Com Monsanto na berlinda, Bayer inicia integração

A alemã Bayer, uma das maiores empresas de agrotóxicos e sementes do mundo, concluiu ontem a venda dos ativos globais de sementes de hortaliças, sob a marca Nunhems, para a também alemã Basf. Essa era pendência que faltava para que a Bayer pudesse começar a integração dos ativos da americana Monsanto, a maior do mundo em sementes.

A venda da área de sementes da Bayer era uma exigência de órgãos reguladores para a aprovação da compra da Monsanto.
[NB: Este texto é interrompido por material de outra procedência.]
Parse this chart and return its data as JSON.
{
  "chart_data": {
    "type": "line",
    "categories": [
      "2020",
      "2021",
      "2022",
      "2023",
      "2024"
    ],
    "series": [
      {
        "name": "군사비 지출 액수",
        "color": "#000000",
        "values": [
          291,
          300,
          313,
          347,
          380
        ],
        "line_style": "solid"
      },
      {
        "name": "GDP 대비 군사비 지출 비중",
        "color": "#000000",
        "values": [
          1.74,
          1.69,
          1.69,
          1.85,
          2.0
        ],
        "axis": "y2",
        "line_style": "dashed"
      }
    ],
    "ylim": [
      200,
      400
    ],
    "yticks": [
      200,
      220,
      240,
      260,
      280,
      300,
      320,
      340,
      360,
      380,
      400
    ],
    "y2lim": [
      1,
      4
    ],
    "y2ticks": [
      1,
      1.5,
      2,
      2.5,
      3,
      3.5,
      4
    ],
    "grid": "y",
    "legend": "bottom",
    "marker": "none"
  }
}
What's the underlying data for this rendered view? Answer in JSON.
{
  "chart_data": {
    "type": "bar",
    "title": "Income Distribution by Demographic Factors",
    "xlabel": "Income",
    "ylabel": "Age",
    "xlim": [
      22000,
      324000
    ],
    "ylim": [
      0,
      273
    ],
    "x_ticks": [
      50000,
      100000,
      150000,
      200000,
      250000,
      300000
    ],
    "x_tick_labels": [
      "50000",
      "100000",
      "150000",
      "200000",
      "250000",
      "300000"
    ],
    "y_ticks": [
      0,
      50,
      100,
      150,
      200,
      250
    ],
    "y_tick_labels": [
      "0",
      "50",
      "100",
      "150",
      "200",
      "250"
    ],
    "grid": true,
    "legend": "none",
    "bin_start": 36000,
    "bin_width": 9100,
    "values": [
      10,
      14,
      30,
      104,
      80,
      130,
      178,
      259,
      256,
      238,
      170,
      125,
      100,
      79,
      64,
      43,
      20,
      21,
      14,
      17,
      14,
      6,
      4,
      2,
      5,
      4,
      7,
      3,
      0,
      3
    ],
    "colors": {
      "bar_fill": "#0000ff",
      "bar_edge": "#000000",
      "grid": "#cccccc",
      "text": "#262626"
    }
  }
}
Em nota, a Basf afirmou que "a conclusão completa a aquisição de uma significante gama de negócios e ativos, com vendas combinadas em 2017 de € 2,2 bilhões, que a Bayer colocou à venda no contexto de sua fusão com a Monsanto. O valor da compra totalizou € 7,6 bilhões, sujeito a ajustes no momento do fechamento".

A conclusão da operação, que permitirá à Bayer iniciar o processo de integração com a Monsanto, acontece num momento delicado. Isso porque o glifosato, desenvolvido pela Monsanto, está na berlinda depois de que a Justiça da Califórnia decidiu que a empresa deve indenizar um jardineiro de San Francisco, que afirma ter desenvolvido um câncer após exposição a dois herbicidas à base de glifosato (Ranger Pro e Roundup).

Pela decisão, passível de recurso, a Monsanto terá de pagar US$ 289 milhões em indenização a Dewayne Lee Johnson, que foi diagnosticado com linfoma não-Hodgkin.

A notícia assustou a cadeia produtiva americana – e a brasileira -, pelo risco de que a decisão da Justiça da Califórnia abra precedentes para outras resoluções similares. Só nos EUA, há cerca de 5 mil ações contra a Monsanto por supostos casos de câncer associado ao insumo.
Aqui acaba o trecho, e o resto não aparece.